ABC has found more hours for the final two seasons of “Lost.”The 2009 and 2010 editions of the hit drama will be 17 hours each — not 16 as previously planned.
ABC has added two hours to the show’s production plan because the WGA strike knocked three hours out of the current season. To partly compensate, the network recently added an additional hour to Part 2 of the season finale that airs May 29.
All told, the changes will wrap up the show with the same number of episodes that producers and ABC negotiated last year.
“We were supposed to do 16-16-16,” “Lost” co-creator Damon Lindelof said. “But we ended up doing 14 this season, so we owe two.”
Lindelof, however, ruled out the show extending beyond the remaining 34-episode order.
“(Executive producer) Carlton Cuse and I worked so hard to get the show to end that I think to suddenly say, ‘Oh, I think we got another season in us’ would be a betrayal to everybody involved in the show — but most of all the audience,” he said. “It’s better to retire your number at the top of your game.”
For the upcoming season finale, Lindelof promised a more action-driven cliffhanger instead of the mind-bending flash-forward time shift that stunned fans last season.
“The finale this year will not be as tricky as last year,” he said. “Hopefully, this year it’s a little bit more of a straightforward action-adventure narrative. But the ending of the episode will hopefully engage and intrigue people looking forward to the next season of the show.”
Lindelof declined to say whether the flash forwards will continue, but did leave open the possibility of the show’s main story line on the island catching up with the flash forwards that have taken place on the mainland this season.
“It’s very exciting that the audience is going to be wondering when is the present going to be (next season),” he said. “We’ve moved backward in time, now we’ve moved forward in time. The present of the show has always been on the island — that may not necessarily be the case in the future.”

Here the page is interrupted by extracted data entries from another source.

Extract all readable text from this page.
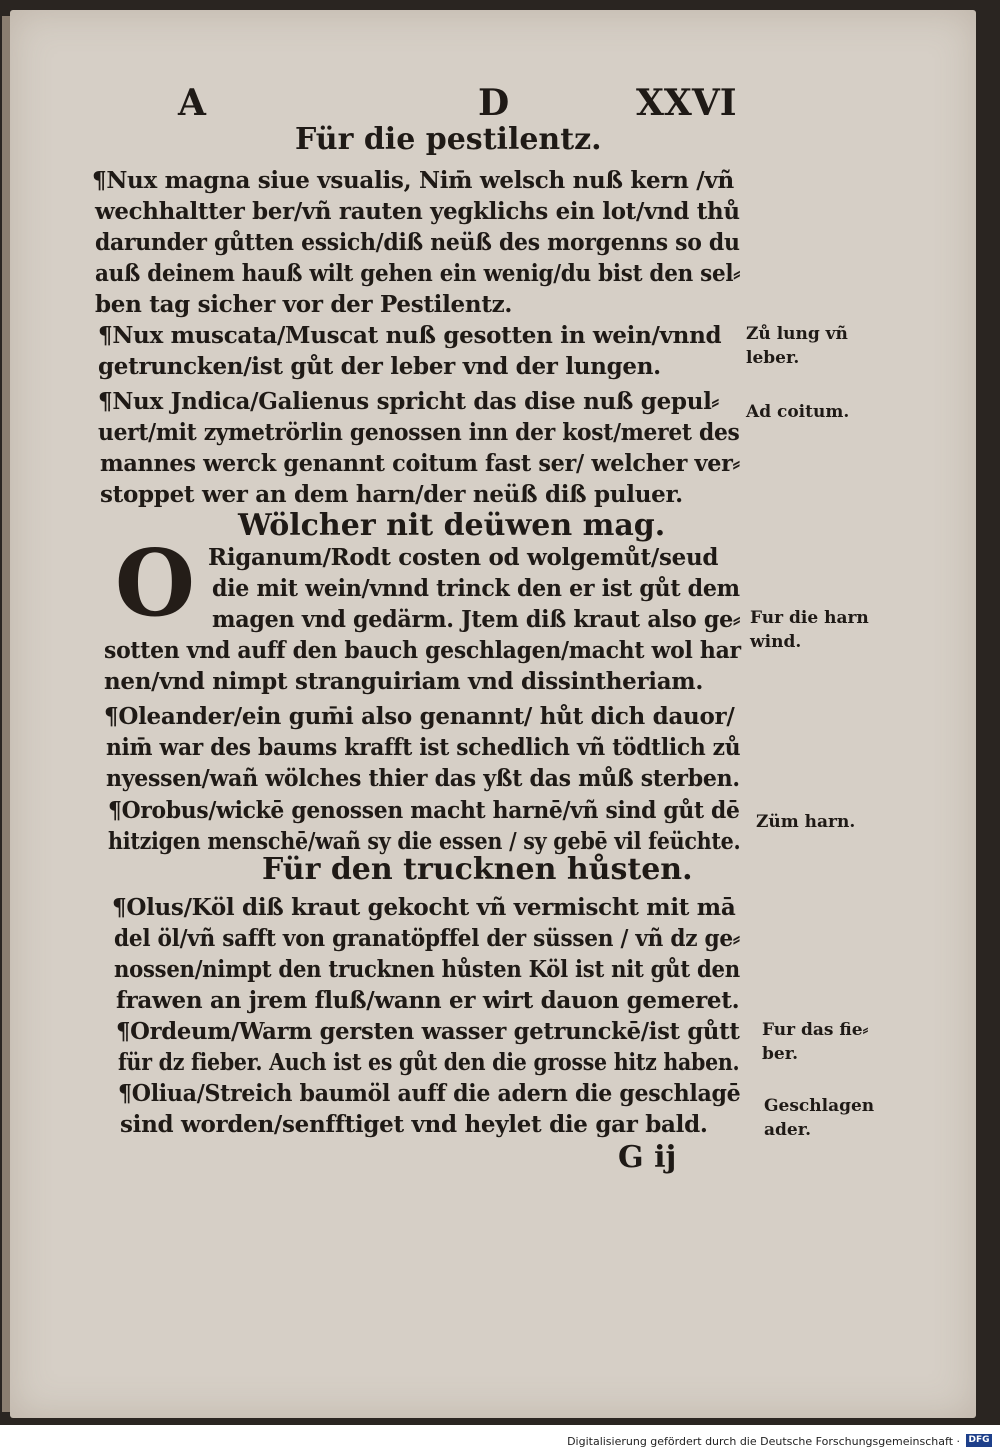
A	D	XXVI
Für die pestilentz.
¶Nux magna siue vsualis, Nim̄ welsch nuß kern /vñ
wechhaltter ber/vñ rauten yegklichs ein lot/vnd thů
darunder gůtten essich/diß neüß des morgenns so du
auß deinem hauß wilt gehen ein wenig/du bist den sel⸗
ben tag sicher vor der Pestilentz.
¶Nux muscata/Muscat nuß gesotten in wein/vnnd
getruncken/ist gůt der leber vnd der lungen.
¶Nux Jndica/Galienus spricht das dise nuß gepul⸗
uert/mit zymetrörlin genossen inn der kost/meret des
mannes werck genannt coitum fast ser/ welcher ver⸗
stoppet wer an dem harn/der neüß diß puluer.
Wölcher nit deüwen mag.
O Riganum/Rodt costen od wolgemůt/seud
die mit wein/vnnd trinck den er ist gůt dem
magen vnd gedärm. Jtem diß kraut also ge⸗
sotten vnd auff den bauch geschlagen/macht wol har
nen/vnd nimpt stranguiriam vnd dissintheriam.
¶Oleander/ein gum̄i also genannt/ hůt dich dauor/
nim̄ war des baums krafft ist schedlich vñ tödtlich zů
nyessen/wañ wölches thier das yßt das můß sterben.
¶Orobus/wickē genossen macht harnē/vñ sind gůt dē
hitzigen menschē/wañ sy die essen / sy gebē vil feüchte.
Für den trucknen hůsten.
¶Olus/Köl diß kraut gekocht vñ vermischt mit mā
del öl/vñ safft von granatöpffel der süssen / vñ dz ge⸗
nossen/nimpt den trucknen hůsten Köl ist nit gůt den
frawen an jrem fluß/wann er wirt dauon gemeret.
¶Ordeum/Warm gersten wasser getrunckē/ist gůtt
für dz fieber. Auch ist es gůt den die grosse hitz haben.
¶Oliua/Streich baumöl auff die adern die geschlagē
sind worden/senfftiget vnd heylet die gar bald.
G ij
Zů lung vñ
leber.
Ad coitum.
Fur die harn
wind.
Züm harn.
Fur das fie⸗
ber.
Geschlagen
ader.
Digitalisierung gefördert durch die Deutsche Forschungsgemeinschaft · DFG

When it comes time to air the series finale in 2010, Lindelof said he and Cuse plan to “go into hiding for many, many months” at an “undisclosed location.”

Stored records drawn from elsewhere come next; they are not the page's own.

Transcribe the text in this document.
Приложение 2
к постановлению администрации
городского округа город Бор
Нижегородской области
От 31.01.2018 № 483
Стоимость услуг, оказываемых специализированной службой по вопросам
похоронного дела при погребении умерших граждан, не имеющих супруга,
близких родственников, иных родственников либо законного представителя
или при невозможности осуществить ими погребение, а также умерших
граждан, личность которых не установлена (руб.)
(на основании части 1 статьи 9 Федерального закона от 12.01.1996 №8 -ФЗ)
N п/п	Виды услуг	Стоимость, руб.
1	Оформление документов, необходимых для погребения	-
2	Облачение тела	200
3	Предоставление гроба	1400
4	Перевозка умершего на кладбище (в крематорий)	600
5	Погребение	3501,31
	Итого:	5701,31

“David Chase set a great example when he went off to Paris after ‘The Sopranos’ ending, which is great because all these people are going to be asking, ‘What does it mean? What is it?’ ” he said. “The fact that there’s no one really around to answer that question, it forces people to come up with what they think it means. We can guarantee our show will not end with a cut to black, it will be more clear than that. But whenever anything you love ends … there’s a certain disappointment.”